Posted by arbrealettres sur 19 novembre 2018




Tranquille comme un sage et doux comme un maudit,
…j’ai dit:
Je t’aime, ô ma très belle, ô ma charmante…
Que de fois…
Tes débauches sans soif et tes amours sans âme,
Ton goût de l’infini
Qui partout, dans le mal lui-même, se proclame,

Tes bombes, tes poignards, tes victoires, tes fêtes,
Tes faubourgs mélancoliques,
Tes hôtels garnis,
Tes jardins pleins de soupirs et d’intrigues,
Tes temples vomissant la prière en musique,
Tes désespoirs d’enfant, tes jeux de vieille folle,
Tes découragements;

Et tes jeux d’artifice, éruptions de joie,
Qui font rire le Ciel, muet et ténébreux.

Ton vice vénérable étalé dans la soie,
Et ta vertu risible, au regard malheureux,
Douce, s’extasiant au luxe qu’il déploie…

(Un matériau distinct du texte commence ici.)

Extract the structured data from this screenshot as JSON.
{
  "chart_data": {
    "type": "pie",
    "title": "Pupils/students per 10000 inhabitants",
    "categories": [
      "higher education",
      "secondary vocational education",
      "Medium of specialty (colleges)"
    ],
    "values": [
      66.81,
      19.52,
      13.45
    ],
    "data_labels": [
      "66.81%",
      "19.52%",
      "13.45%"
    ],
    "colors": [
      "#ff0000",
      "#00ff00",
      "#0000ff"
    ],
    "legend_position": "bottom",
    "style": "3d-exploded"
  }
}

Tes principes sauvés et tes lois conspuées,
Tes monuments hautains où s’accrochent les brumes.
Tes dômes de métal qu’enflamme le soleil,
Tes reines de théâtre aux voix enchanteresses,
Tes tocsins, tes canons, orchestre assourdissant,
Tes magiques pavés dressés en forteresses,

Tes petits orateurs, aux enflures baroques,
Prêchant l’amour, et puis tes égouts pleins de sang,
S’engouffrant dans l’Enfer comme des Orénoques,
Tes anges, tes bouffons neufs aux vieilles défroques
Anges revêtus d’or, de pourpre et d’hyacinthe,
Ô vous, soyez témoins que j’ai fait mon devoir
Comme un parfait chimiste et comme une âme sainte.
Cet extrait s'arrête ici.